I am a beginning woodworker, and I'm thinking about buying a router later this year. I note that fixed base routers are somewhat cheaper than plunge routers, which is attractive to me. As such, I'm curious to know what one can do with a plunge router that you cannot do with a fixed base router (and some patience). Is the plunge mechanism really just a convenience / time saver? Or are there tasks that can only be done with a plunge router?
First of all, you are not necessarily limited to one or the other. You can get routers that support multiple bases - Plunge, Fixed, and Offset. If cost is an issue, either buy used, or get one that supports additional bases that you can add later.
As to the core of the question, one of the common mistakes people make with hand-held routers is making a cut that is too aggressive. A plunge router allows you to preset multiple depths, so you can quickly and accurately adjust the router between passes.

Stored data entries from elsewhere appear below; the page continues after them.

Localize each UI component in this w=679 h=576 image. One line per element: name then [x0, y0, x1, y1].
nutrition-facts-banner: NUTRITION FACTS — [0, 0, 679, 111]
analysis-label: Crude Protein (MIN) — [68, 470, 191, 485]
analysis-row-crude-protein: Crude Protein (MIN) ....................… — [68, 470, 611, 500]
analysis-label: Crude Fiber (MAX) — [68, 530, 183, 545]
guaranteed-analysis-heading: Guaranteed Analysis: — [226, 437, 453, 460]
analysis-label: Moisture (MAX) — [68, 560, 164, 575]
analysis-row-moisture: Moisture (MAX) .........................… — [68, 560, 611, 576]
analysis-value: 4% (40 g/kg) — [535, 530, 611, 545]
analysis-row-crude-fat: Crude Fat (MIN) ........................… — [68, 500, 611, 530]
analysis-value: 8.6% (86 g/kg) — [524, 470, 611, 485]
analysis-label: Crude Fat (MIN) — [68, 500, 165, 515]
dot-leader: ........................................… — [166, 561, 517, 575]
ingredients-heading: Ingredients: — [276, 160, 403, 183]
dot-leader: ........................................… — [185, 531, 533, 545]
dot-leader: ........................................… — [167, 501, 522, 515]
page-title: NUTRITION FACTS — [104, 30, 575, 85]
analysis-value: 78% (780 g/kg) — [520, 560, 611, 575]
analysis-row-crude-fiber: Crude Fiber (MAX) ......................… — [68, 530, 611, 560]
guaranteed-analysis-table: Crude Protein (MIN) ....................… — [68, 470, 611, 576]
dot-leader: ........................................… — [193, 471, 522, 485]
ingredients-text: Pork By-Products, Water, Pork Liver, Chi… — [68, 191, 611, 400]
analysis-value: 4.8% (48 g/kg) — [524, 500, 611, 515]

With some types of router work, such as inlay, you want the cut area to be very precisely defined. A plunge router allows you to reach your desired depth of cut without having to "angle drop cut" into your work.
While I do use my plunge router occasionally for 90+% of the time I use the fixed base. But there are tasks that are difficult if not impossible to do without a plunge base.
I agree over all with the LeeG's answer. But would add get one that will accept 1/2" and 1/4" bits, variable speed,and a minimum of 1 1/2 hp. Buy the best that is within your budget.
Having said all of that for years I used a $10 garage sale special, it did do the job most of the time but not as easily, now dedicated for the dovetail jig. Look around for a good used one some time they can be had at a very good price.